Mahremiyet

 



     Bir süredir hayatımızı derinden etkileyen ama pek de farkında olmadığımız bazı kavramlar üzerinde bir şeyler düşünmeye ve yazıya geçirmeye çalışıyorum.. sonu iyet ile biten bu kelimelerin üzerimizde pek etkisi yokmuş gibi geliyor baştan, ama bir süre sonra insanlar arasında ve toplumda insanların çevrelerine karşı hal ve hareketlerinde o kadar çok etkili olduğu farkediliyor ki şaşırmamak elde değil.. bundan önceki yayınımda mağduriyet üzerinde düşündüklerimi elden geldiğince özetlemeye çalışırken yazı kendisini öyle bir yere götürdü ki sonuçta yazdıklarımı okurken ben bile şaşırdım.. bu kelime ile kısaca anlatılmaya çalışılan durumun aslında üzerimizde ne kadar etkili ve çetrefilli sonuçlara yol açtığını ve nasıl büyük bir potansiyel taşıdığını yazdıkça daha çok anladım.. ama bir blog yazısına ne kadarı sığdırılabilir ki düşüncelerin?.. deneme tarzında yazdığım için her seferinde okudukça zihinde yeni kapılar ve alanlar açılmasını tetikleyecek olan bu kavramlar hakkında sadece kısa bir tanım ve göz atma gibi olabiliyor ancak bu yazılar.. olsun, bu da başka kişilerin düşünce ve yazılarını etkileyebilir.. zaten blog yazmanın bir amacı da bu değil mi?.. oku, yaz, düşün, tekrar yaz, oku....

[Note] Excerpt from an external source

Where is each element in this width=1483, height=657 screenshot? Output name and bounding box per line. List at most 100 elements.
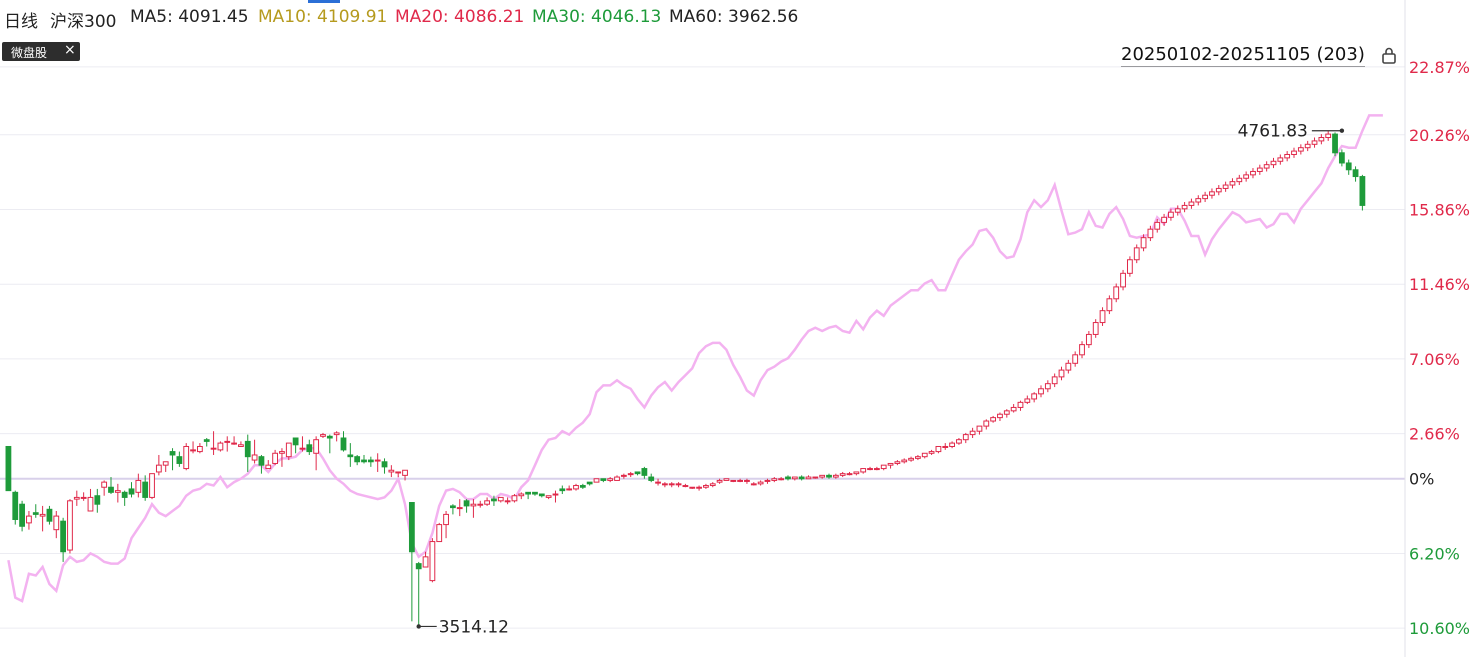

     İşte bu sıralarda aklıma düşen iyet sonlu bir kelime daha.. hem de bu seferki daha güncel, ve çok tartışılan bir kavram.. Mahremiyet.. özellikle kamusal alanda gittikçe artan oranda üzerinde düşünülen, hatta titrenilen bir kavram.. acaba öyle mi?.. hem de ''bu çağda''.. gülümsediğinizi hisseder gibiyim.. en azından ben gülümsüyorum.. bu çağda mahremiyet mi kaldı? diyenler ne kadar çok sayıdadır kim bilir.. ve her kaybettiğimiz şeyin ardından yana yakıla, değerini bilmediğimiz, nerede o eski zamanlardaki anlayışlar diye hüzünle iç çekmelerle andığımız bu zavallı mahremiyet.. insanoğlu böyledir işte; önce dağın başında özgürce yaşamaya çalışan, görünüşte kimseye zararı olmayan o dünya güzeli ceylanı gider, arar, bulur, sinsice yaklaşır, hatta daha kötüsünü yapar tuzaklar kurar, sonunda da bir zevk veya kendisi de tam açıklayamadığı bazı dürtülerin tatmini için öldürür, ondan sonra da arkasından göz yaşları döker, destanlar yakar, ağıtlar düzer, masallar anlatır.. madem bu kadar kötü bir şeydi yaptığın, o zaman neden yaptın?, mecbur muydun?, sebep neydi? desen bile verecek doyurucu bir cevabı yoktur.. kimisi spor olsun diye der, kimisi aç karnımı doyurmak için der, kimisi caka satmak için der.. der oğlu der, ama başta kendisi olmak üzere kimseyi ikna edemez... ama o güzelim ceylan yoktur artık.. o ve onun arkasından gelecek tüm güzellikler sessizce çekip gitmiştir artık..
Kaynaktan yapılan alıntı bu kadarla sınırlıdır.